10 pytań do...

10 pytań do… Marii Kaczorowskiej

10 pytań do...

1. Lubię zacząć dzień od:

Naprawdę zimnego prysznica i przeczytania jakiejś krótkiej formy – felietonu, refleksji, wiersza. Czegoś, co zasadzi ziarenko myśli na dzień. 

2. To, co pomaga mi w dokonywaniu wyborów:

Świadomość własnej śmiertelności i kruchości życia.  

3. Nigdy nie sądziłam, że:

Myśl o śmierci stanie się najlepszym przyjacielem mojego życia.

4. Nie lubię, kiedy:

Zaczynam widzieć w innych ludziach jakieś paskudztwa. To zazwyczaj oznacza, że przeoczyłam coś w sobie i że mam do zrobienia robotę, ale jeszcze jej nie widzę.

5. W trudnych momentach przypominam sobie słowa:

„Świat się nie myli” mówił mój tata zawsze, kiedy w radio leciała piosenka Patrycji Markowskiej „Świat się pomylił”. Kiedy okoliczności robią się trudne, niosę to ze sobą. A kiedy jest mi trudno przez mój umysł, snujący smętne poematy o przeszłości, teraźniejszości lub przyszłości – wtedy działa tylko najprostsze ćwiczenie z ACT „Mam taką myśl, że…”. 

6. Moje szybkie sposoby na zregenerowanie się?

Zimny prysznic, zanurzenie w zimnej wodzie, śpiewanie arii operowych. Dotknięcie blizny na brzuchu po przeszczepie jako przypominajka – mogło tego wszystkiego nie być.  

7. Najlepsza rada, jaką dostałam:

 „Oddychaj” konkuruje z „Wolniej”. 

8. Ważne książki:

  • „Rozmyślania” Marka Aureliusza, moje pierwsze zetknięcie ze stoicyzmem. I wszystko inne, co podkradłam z biblioteczki starszej o kilkanaście lat siostry, która była dla mnie wtedy chyba najmądrzejszą osobą na świecie. 
  • „Pokonać mur” Mariny Abramović i „Zbyt dumna, zbyt krucha” Signoriniego o Marii Callas. Nie zostałam zawodową śpiewaczką ani artystką, ale jest w opowieściach tych kobiet siła, która mnie porusza. 
  • Hesse, Camus, Steinbeck wprowadzili mnie w dorosłość. 

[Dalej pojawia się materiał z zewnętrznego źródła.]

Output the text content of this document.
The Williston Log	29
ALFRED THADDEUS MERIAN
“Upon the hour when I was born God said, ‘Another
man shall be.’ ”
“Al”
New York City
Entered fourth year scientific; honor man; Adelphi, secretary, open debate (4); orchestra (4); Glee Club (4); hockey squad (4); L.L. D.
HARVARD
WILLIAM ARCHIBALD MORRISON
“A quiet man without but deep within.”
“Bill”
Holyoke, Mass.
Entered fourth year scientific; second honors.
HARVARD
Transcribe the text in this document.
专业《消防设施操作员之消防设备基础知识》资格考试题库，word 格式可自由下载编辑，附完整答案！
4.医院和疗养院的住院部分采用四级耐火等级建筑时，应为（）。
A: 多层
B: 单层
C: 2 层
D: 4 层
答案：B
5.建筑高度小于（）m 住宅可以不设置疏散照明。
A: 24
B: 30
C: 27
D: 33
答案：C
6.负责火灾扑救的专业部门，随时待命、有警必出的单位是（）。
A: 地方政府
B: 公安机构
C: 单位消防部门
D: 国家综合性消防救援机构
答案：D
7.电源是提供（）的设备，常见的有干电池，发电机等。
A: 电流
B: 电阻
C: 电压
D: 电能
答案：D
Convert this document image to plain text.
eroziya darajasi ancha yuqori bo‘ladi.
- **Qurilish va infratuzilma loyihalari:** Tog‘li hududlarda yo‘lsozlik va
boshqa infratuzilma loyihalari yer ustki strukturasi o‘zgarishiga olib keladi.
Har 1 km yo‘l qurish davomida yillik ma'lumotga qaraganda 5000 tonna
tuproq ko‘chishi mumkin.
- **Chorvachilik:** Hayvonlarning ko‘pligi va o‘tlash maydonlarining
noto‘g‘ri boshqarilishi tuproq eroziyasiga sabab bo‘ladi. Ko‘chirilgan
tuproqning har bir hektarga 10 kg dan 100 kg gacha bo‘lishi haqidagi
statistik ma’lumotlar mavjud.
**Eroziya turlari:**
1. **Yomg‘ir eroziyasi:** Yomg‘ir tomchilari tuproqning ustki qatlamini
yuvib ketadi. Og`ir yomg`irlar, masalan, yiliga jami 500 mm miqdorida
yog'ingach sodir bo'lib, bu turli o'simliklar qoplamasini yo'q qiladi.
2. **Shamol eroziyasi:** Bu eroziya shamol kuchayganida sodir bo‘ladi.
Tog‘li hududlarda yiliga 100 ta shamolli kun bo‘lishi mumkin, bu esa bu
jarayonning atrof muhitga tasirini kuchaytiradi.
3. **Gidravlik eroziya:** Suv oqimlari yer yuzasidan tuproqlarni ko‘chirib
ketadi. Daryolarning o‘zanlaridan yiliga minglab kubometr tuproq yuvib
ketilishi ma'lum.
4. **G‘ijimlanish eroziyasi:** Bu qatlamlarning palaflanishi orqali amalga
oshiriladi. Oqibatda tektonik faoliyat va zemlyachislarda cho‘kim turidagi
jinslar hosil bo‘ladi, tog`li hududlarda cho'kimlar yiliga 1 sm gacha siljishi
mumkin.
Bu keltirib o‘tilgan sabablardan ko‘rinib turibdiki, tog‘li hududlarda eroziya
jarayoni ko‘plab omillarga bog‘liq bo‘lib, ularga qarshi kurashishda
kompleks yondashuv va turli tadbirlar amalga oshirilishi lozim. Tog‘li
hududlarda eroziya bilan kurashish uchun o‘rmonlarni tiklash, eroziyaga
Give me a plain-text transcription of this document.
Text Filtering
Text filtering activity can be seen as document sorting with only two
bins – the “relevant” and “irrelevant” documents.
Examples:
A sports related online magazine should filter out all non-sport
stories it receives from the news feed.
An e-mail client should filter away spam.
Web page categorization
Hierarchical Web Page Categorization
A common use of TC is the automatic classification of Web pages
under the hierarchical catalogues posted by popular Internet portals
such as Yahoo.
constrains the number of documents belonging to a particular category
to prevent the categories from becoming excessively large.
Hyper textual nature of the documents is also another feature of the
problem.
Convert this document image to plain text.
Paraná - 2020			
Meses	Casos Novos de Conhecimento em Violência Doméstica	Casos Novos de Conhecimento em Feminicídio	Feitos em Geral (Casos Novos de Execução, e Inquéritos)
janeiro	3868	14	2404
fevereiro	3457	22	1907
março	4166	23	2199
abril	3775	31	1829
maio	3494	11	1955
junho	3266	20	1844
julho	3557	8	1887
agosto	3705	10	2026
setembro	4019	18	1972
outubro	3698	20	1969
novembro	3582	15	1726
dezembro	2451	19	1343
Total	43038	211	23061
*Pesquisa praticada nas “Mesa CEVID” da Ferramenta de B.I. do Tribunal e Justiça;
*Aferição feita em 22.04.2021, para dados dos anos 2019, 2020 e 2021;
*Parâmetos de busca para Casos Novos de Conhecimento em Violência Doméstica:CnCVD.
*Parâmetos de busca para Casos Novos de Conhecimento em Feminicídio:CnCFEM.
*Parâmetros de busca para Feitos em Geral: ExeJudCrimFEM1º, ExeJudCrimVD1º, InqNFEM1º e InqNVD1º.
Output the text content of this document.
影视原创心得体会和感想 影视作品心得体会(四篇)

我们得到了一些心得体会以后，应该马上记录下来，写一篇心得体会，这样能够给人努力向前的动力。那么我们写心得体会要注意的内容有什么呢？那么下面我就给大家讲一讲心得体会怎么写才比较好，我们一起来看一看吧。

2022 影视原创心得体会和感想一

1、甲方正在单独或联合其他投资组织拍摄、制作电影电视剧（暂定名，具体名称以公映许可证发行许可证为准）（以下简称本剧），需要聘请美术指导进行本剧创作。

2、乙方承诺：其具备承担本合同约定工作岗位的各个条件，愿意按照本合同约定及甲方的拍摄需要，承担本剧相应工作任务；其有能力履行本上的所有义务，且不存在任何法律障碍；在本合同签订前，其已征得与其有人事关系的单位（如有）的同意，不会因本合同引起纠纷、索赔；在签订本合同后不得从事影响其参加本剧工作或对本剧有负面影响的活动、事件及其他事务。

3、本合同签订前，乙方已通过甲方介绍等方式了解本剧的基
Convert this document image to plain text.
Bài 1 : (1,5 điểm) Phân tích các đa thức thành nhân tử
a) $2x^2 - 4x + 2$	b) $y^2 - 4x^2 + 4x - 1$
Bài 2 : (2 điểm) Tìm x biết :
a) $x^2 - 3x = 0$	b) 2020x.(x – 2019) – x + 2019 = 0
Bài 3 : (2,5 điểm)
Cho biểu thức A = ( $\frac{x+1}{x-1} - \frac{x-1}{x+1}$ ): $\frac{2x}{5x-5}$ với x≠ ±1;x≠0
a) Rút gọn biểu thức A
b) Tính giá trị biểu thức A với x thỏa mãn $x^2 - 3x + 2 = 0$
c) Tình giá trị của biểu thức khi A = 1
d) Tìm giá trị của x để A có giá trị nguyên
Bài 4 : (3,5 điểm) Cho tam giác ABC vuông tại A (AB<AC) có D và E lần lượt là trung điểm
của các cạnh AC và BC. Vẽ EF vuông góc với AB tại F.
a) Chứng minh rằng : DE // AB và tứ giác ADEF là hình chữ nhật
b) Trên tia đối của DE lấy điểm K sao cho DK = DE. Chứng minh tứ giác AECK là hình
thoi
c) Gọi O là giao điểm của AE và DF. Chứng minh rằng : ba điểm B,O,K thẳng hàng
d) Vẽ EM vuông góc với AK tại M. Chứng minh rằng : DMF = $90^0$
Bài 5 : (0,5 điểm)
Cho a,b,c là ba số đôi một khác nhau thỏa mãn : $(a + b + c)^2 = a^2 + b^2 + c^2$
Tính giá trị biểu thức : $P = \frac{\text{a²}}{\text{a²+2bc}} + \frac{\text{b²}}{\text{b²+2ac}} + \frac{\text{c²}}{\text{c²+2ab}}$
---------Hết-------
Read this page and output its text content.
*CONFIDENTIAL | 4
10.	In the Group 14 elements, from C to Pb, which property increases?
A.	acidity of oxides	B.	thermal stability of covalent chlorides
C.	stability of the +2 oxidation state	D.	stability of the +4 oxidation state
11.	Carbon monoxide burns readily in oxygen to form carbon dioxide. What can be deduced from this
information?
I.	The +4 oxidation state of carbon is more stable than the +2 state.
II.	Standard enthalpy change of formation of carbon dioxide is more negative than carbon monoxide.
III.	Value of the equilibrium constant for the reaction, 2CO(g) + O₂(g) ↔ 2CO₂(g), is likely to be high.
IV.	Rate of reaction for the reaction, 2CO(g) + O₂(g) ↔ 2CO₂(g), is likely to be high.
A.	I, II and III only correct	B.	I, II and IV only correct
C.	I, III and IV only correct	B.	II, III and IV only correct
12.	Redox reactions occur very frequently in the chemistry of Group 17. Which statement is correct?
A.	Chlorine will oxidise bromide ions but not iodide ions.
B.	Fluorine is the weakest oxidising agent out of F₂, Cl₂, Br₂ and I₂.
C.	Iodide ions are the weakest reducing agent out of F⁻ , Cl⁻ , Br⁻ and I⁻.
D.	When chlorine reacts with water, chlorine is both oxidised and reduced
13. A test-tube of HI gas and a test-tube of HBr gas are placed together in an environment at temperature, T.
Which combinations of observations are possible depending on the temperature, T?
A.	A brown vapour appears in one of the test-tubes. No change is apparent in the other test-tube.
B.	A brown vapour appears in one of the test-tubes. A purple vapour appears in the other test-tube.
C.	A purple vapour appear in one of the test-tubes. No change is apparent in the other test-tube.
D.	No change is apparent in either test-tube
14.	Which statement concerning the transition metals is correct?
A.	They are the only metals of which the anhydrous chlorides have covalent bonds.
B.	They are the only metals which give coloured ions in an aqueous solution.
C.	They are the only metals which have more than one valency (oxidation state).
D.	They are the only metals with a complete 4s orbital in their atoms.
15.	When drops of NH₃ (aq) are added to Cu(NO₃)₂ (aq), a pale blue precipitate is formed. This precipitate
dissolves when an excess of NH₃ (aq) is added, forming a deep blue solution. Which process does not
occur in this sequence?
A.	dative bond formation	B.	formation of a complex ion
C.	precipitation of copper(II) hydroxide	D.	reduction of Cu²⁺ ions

9. Trzymam się w formie dzięki:

Około 20 tabletkom dziennie, z czego 14 jest bezwzględnie ważnych. Bez nich pożyłabym krótko, bo powstrzymują odrzucenie przeszczepu wątroby, którego jestem szczęśliwym biorcą. To odświeżająca perspektywa. 2 razy dziennie muszę przełknąć przypominajkę, że zależę od innych ludzi i że nie będę tu wiecznie.

Pracy. Muszę tylko uważać, żeby nie przesadzić. Gdybym puściła kontrolę, pracowałabym bez przerwy, nie jedząc i nie śpiąc, a to nie służy ani jakości efektów, ani zdrowiu.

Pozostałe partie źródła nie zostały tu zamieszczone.